Processo Ubi, i difensori: «Assemblea, voti truccati? No, inaffidabili i calcoli Gdf»

Venerdì 21 maggio si è tenuta una nuova udienza, sono proseguiti gli interventi delle difese.

«Non ho elementi per poter dire se il mancato deposito dei dati è dovuto al disordine o a una precisa scelta». La stoccata dell’avvocato Andrea Pezzotta è rivolta agli inquirenti e riguarda i conteggi delle schede per le liste 2 (Jannone) e 3 (Resti) all’assemblea 2013. Al processo Ubi è una vexata quaestio, più di un difensore ha sostenuto che, in merito al reato di illecite influenze sull’assemblea, si è indagato solo in una direzione, e cioè sulla lista 1 (Moltrasio) che uscì vincitrice. Pezzotta scodella un ragionamento matematico imbastendo la difesa di Andrea Moltrasio (5 anni e 10 mesi la richiesta di pena del pm Mandurino), ex presidente del Consiglio di sorveglianza (Cds), a riguardo del reato di illecite influenze sull’assemblea (ha chiesto l’assoluzione come il co-difensore Mauro Angarano che nelle scorse udienze aveva trattato l’ostacolo alla vigilanza). L’accusa sostiene che senza le deleghe in bianco (illecite) la lista 1 non avrebbe vinto e durante il processo aveva chiesto l’acquisizione di un file che la Gdf aveva elaborato dai dati della Computer Share, la società che s’era occupata del risultato elettorale dell’assemblea per conto di Ubi, un documento contenente solo i voti della lista 1. Il tribunale l’aveva però dichiarato inutilizzabile perché non contenuto nell’avviso di conclusione indagini.

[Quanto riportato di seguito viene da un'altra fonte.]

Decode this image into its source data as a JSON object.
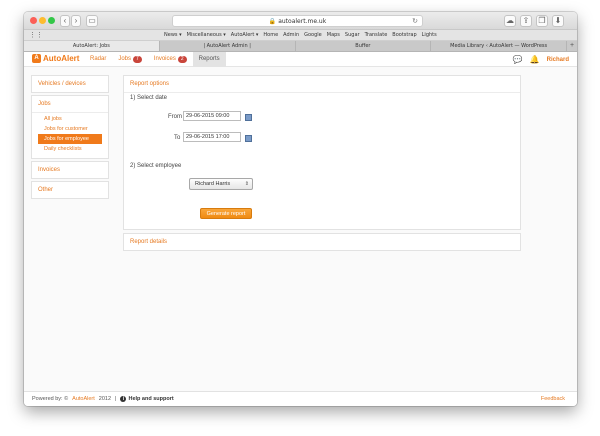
{
  "browser": {
    "url": "autoalert.me.uk",
    "bookmarks": [
      "News ▾",
      "Miscellaneous ▾",
      "AutoAlert ▾",
      "Home",
      "Admin",
      "Google",
      "Maps",
      "Sugar",
      "Translate",
      "Bootstrap",
      "Lights"
    ],
    "tabs": [
      {
        "label": "AutoAlert: Jobs",
        "active": true
      },
      {
        "label": "| AutoAlert Admin |",
        "active": false
      },
      {
        "label": "Buffer",
        "active": false
      },
      {
        "label": "Media Library ‹ AutoAlert — WordPress",
        "active": false
      }
    ],
    "traffic_colors": [
      "#fc5f57",
      "#fdbc2e",
      "#33c748"
    ]
  },
  "app": {
    "logo_text": "AutoAlert",
    "nav": [
      {
        "label": "Radar",
        "badge": null
      },
      {
        "label": "Jobs",
        "badge": "7"
      },
      {
        "label": "Invoices",
        "badge": "2"
      },
      {
        "label": "Reports",
        "badge": null
      }
    ],
    "user": "Richard",
    "accent": "#f07a1a"
  },
  "sidebar": {
    "vehicles": "Vehicles / devices",
    "jobs": "Jobs",
    "jobs_items": [
      "All jobs",
      "Jobs for customer",
      "Jobs for employee",
      "Daily checklists"
    ],
    "jobs_selected": "Jobs for employee",
    "invoices": "Invoices",
    "other": "Other"
  },
  "report": {
    "options_title": "Report options",
    "step1": "1) Select date",
    "from_label": "From",
    "from_value": "29-06-2015 09:00",
    "to_label": "To",
    "to_value": "29-06-2015 17:00",
    "step2": "2) Select employee",
    "employee": "Richard Harris",
    "generate": "Generate report",
    "details_title": "Report details"
  },
  "footer": {
    "powered": "Powered by: ©",
    "brand": "AutoAlert",
    "year": "2012",
    "sep": "|",
    "help": "Help and support",
    "feedback": "Feedback"
  }
}
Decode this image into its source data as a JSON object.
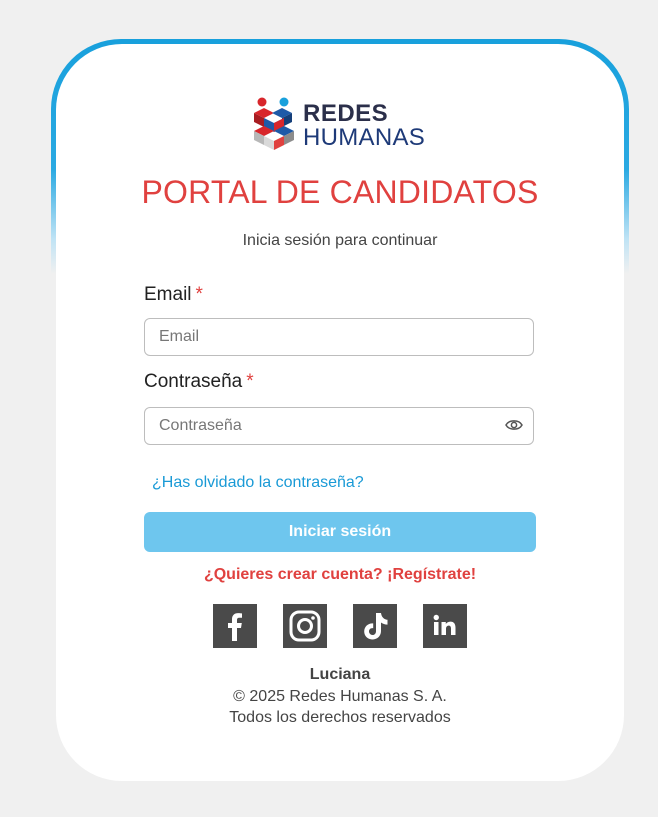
{
  "brand": {
    "line1": "REDES",
    "line2": "HUMANAS",
    "logo_icon": "redes-humanas-logo",
    "colors": {
      "red": "#d8262b",
      "blue": "#1e5aa8",
      "light_blue": "#18a0dc"
    }
  },
  "title": "PORTAL DE CANDIDATOS",
  "subtitle": "Inicia sesión para continuar",
  "form": {
    "email_label": "Email",
    "email_required": "*",
    "email_placeholder": "Email",
    "email_value": "",
    "password_label": "Contraseña",
    "password_required": "*",
    "password_placeholder": "Contraseña",
    "password_value": "",
    "show_password_icon": "eye-icon",
    "forgot_link": "¿Has olvidado la contraseña?",
    "submit_label": "Iniciar sesión",
    "register_link": "¿Quieres crear cuenta? ¡Regístrate!"
  },
  "social": [
    {
      "name": "facebook",
      "icon": "facebook-icon"
    },
    {
      "name": "instagram",
      "icon": "instagram-icon"
    },
    {
      "name": "tiktok",
      "icon": "tiktok-icon"
    },
    {
      "name": "linkedin",
      "icon": "linkedin-icon"
    }
  ],
  "footer": {
    "name": "Luciana",
    "copyright": "© 2025 Redes Humanas S. A.",
    "rights": "Todos los derechos reservados"
  },
  "colors": {
    "accent_red": "#e0413f",
    "link_blue": "#1a9ad6",
    "button_bg": "#6ec6ee"
  }
}
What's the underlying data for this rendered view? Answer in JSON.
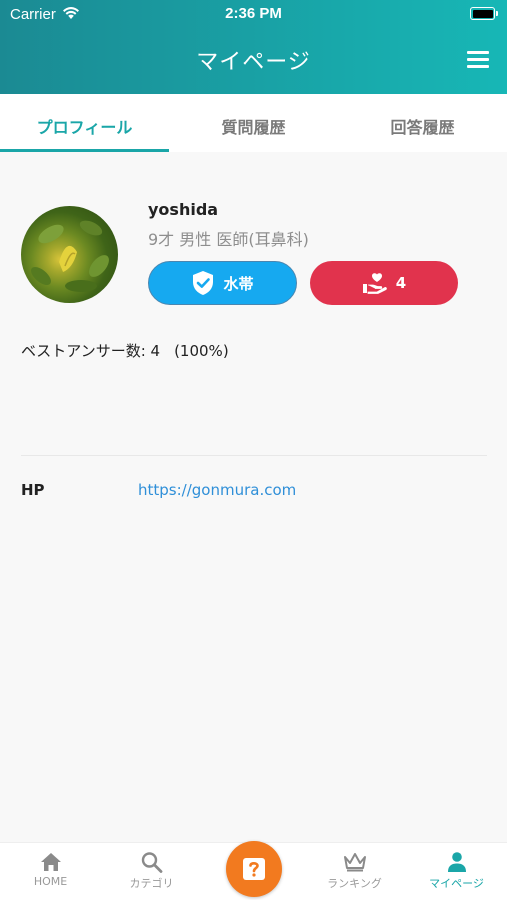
{
  "status_bar": {
    "carrier": "Carrier",
    "time": "2:36 PM"
  },
  "header": {
    "title": "マイページ",
    "menu_icon": "hamburger-menu-icon"
  },
  "tabs": [
    {
      "label": "プロフィール",
      "active": true
    },
    {
      "label": "質問履歴",
      "active": false
    },
    {
      "label": "回答履歴",
      "active": false
    }
  ],
  "profile": {
    "username": "yoshida",
    "meta": "9才 男性 医師(耳鼻科)",
    "badge_water": {
      "label": "水帯",
      "icon": "shield-check-icon",
      "color": "#16a9f0"
    },
    "badge_like": {
      "count": "4",
      "icon": "heart-hand-icon",
      "color": "#e1334d"
    },
    "best_answer_label": "ベストアンサー数: 4",
    "best_answer_pct": "(100%)",
    "hp_label": "HP",
    "hp_url": "https://gonmura.com"
  },
  "bottom_nav": {
    "home": "HOME",
    "category": "カテゴリ",
    "ask_icon": "question-icon",
    "ranking": "ランキング",
    "mypage": "マイページ",
    "accent": "#1aa6a8",
    "center_color": "#f27a1f"
  }
}
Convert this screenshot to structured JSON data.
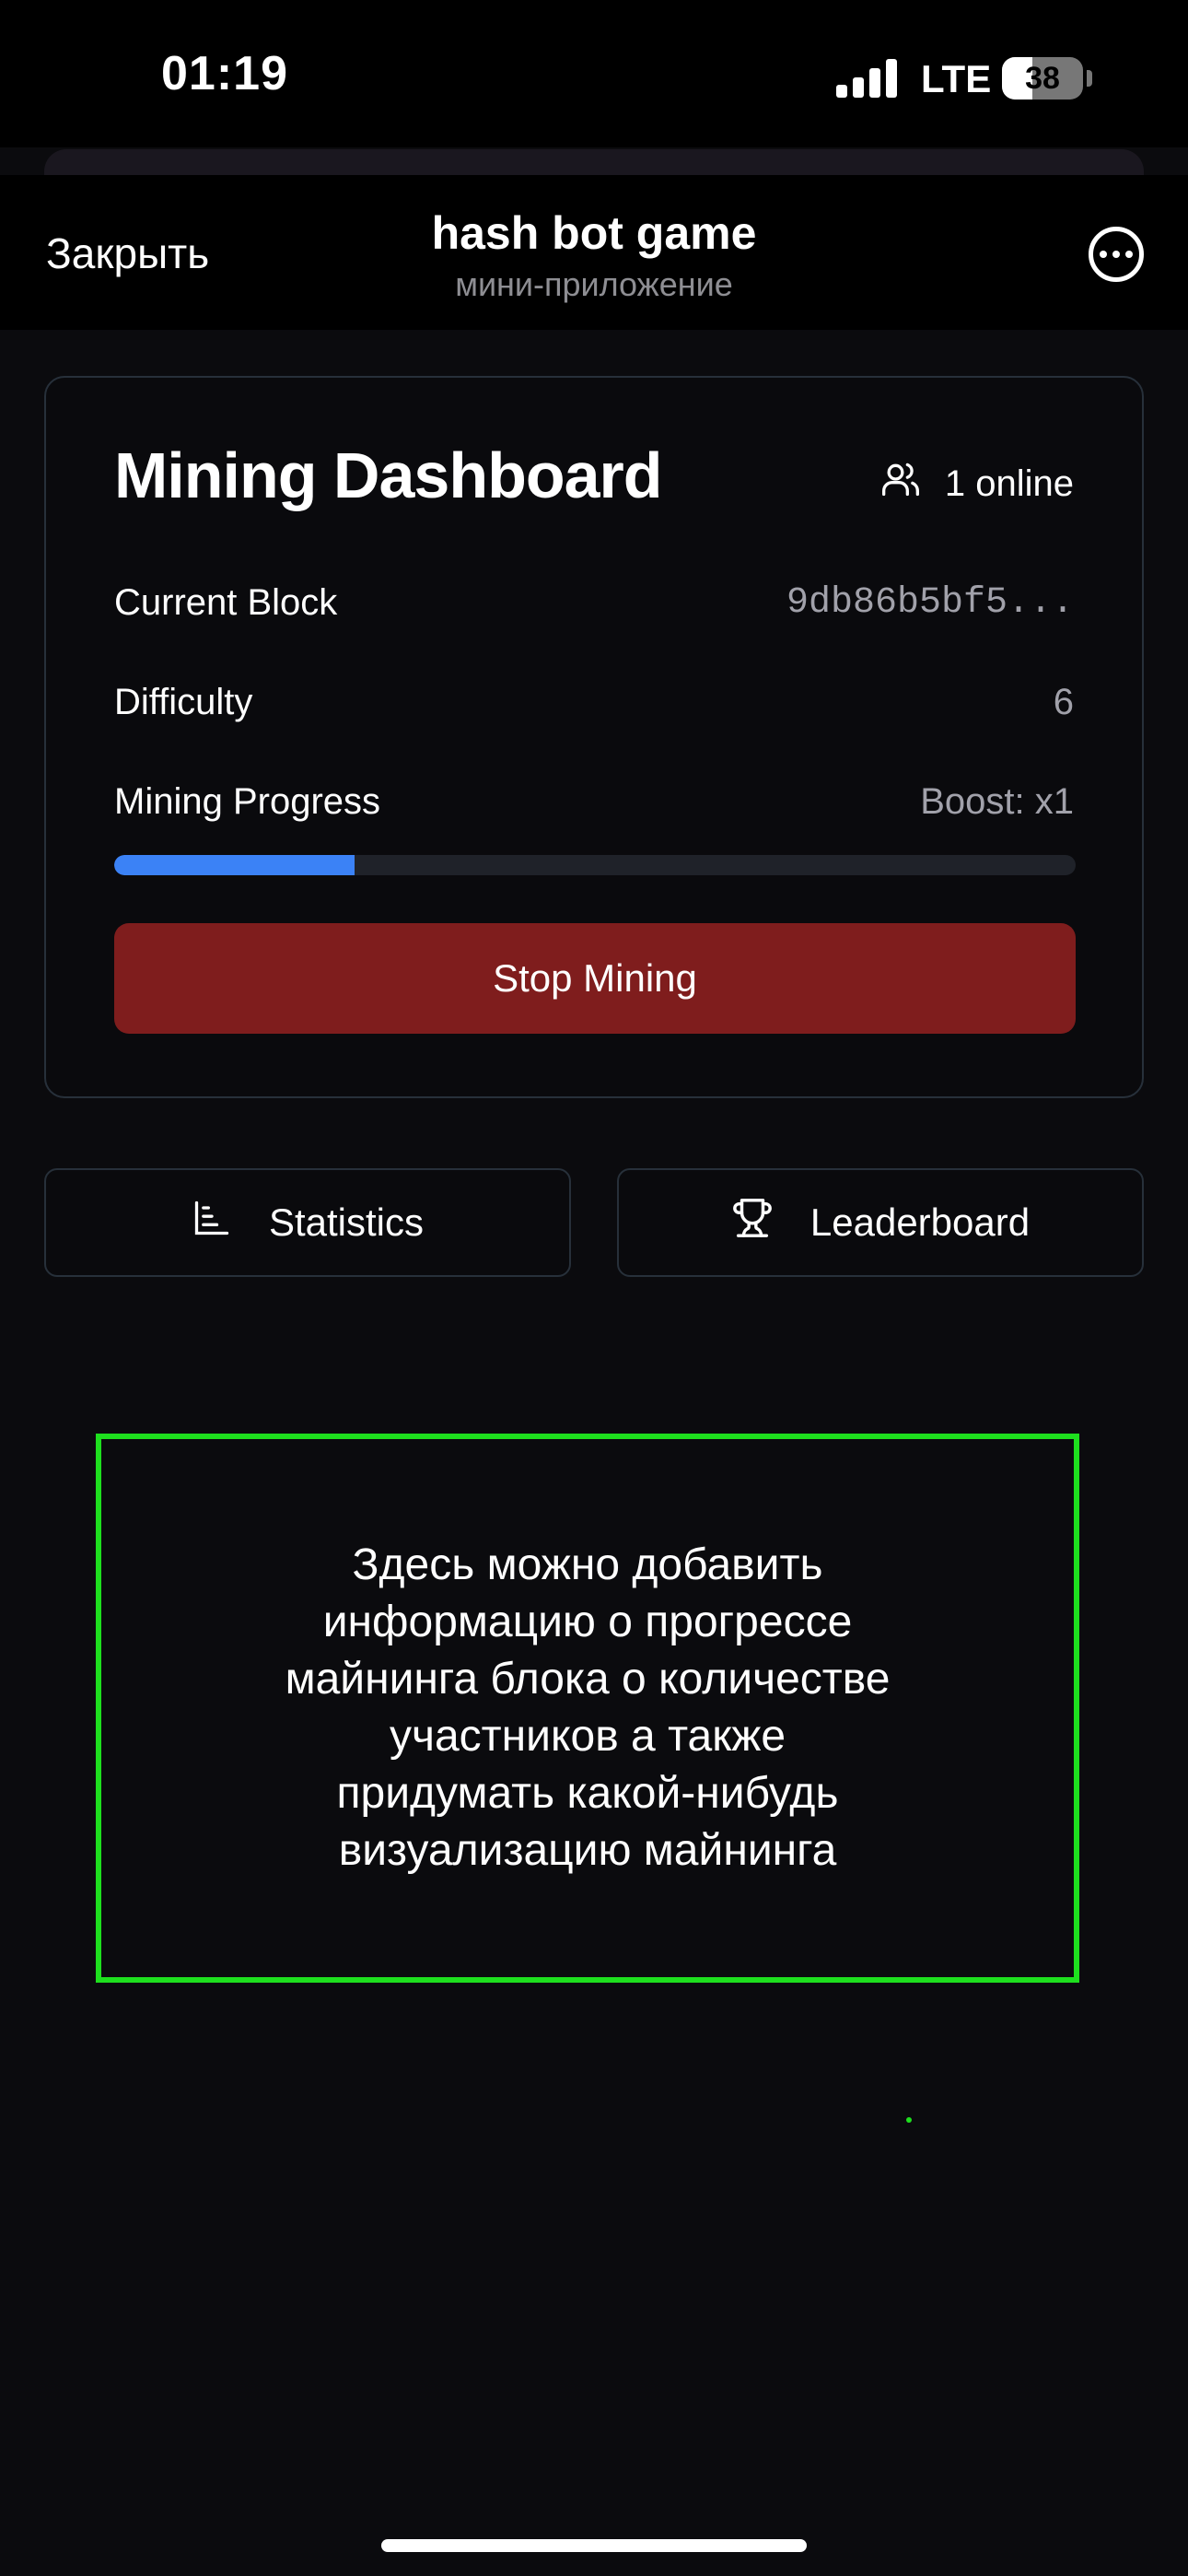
{
  "status_bar": {
    "time": "01:19",
    "network": "LTE",
    "battery": "38",
    "battery_level": 0.38
  },
  "header": {
    "close_label": "Закрыть",
    "title": "hash bot game",
    "subtitle": "мини-приложение",
    "more_icon": "more-circle-icon"
  },
  "dashboard": {
    "title": "Mining Dashboard",
    "online": "1 online",
    "online_icon": "users-icon",
    "current_block_label": "Current Block",
    "current_block_value": "9db86b5bf5...",
    "difficulty_label": "Difficulty",
    "difficulty_value": "6",
    "progress_label": "Mining Progress",
    "boost_label": "Boost: x1",
    "progress_fraction": 0.25,
    "progress_color": "#3b82f6",
    "stop_button_label": "Stop Mining",
    "stop_button_color": "#7f1d1d"
  },
  "nav": {
    "statistics_label": "Statistics",
    "statistics_icon": "bar-chart-icon",
    "leaderboard_label": "Leaderboard",
    "leaderboard_icon": "trophy-icon"
  },
  "annotation": {
    "text": "Здесь можно добавить\nинформацию о прогрессе\nмайнинга блока о количестве\nучастников а также\nпридумать какой-нибудь\nвизуализацию майнинга",
    "border_color": "#1ee01e"
  }
}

Ma, è il sospetto del legale, se gli investigatori hanno fatto un raffronto, perché non hanno mai parlato di file della lista 2 e 3? Il mancato deposito di questi dati è «dovuto al disordine o a precisa scelta»? Ma, anche nel caso fossero stati depositati, essendo il documento inutilizzabile, «tutti questi dati sfuggono alla possibilità di verifica» e «il processo penale non è un atto di fede». Anche perché Pezzotta butta lì dei dati capaci di minare i calcoli dell’accusa: «Nel verbale dell’assemblea la lista “1” risulta aver preso 7.318 voti; per la Gdf invece 7.340; la lista “2” 1.548 secondo l’assemblea e 1.586 per la Gdf, stessa discrepanza per la lista “3”. Per l’assemblea, i cui calcoli sono stati vagliati da un team di 5 notai, i voti validi erano 13.559, per la Gdf 13.671».

Per lo stesso reato Pezzotta ha chiesto l’assoluzione di Matteo Brivio (1,6 anni la richiesta di pena) e Stefano Lorenzi (lo stesso pm ha invocato l’assoluzione per lui), membri della Compagnia delle Opere. Per il difensore le deleghe raccolte dalla Cdo servivano a garantire la partecipazione di chi non aveva un delegato di riferimento e non ad alterare il risultato elettorale. Anche Mario Mazzoleni, ex membro del Cds accusato di ostacolo alla vigilanza(3,8 anni la pena richiesta), per Pezzotta va assolto. L’accusa vuole che le due associazioni esterne impartissero direttive, pratica proibita. «Mai visto un’associazione più scalcagnata di Amici di Ubi - osserva il legale -. Non aveva una sede, non aveva un euro, 38 dei suoi soci sottoscrivono per la lista Jannone e per quella di Resti». Come poteva influenzare la governance?, è la domanda sottintesa.

Gianluca Quadri ha invocato l’assoluzione per Gianni D’Aloia, accusato di aver raccolto deleghe in bianco nell’ambiente Cdo: «È una persona perbene che non ha avuto alcun rilievo nella vicenda se non spendersi, anche pubblicamente, per il rinnovamento della banca e che per questo è stata travolta, anche per via dei dati informativi forniti alla Finanza da Jannone».

Per Mario Cera, ex vice presidente Cds (chiesti 4,6 anni per ostacolo) hanno invocato l’assoluzione i legali Carlo Melzi d’Eril e Simone Lonati; per Flavio Pizzini, ex Cdg (chiesti 3 anni per ostacolo), l’ha invocata l’avvocato Riccardo Gussoni.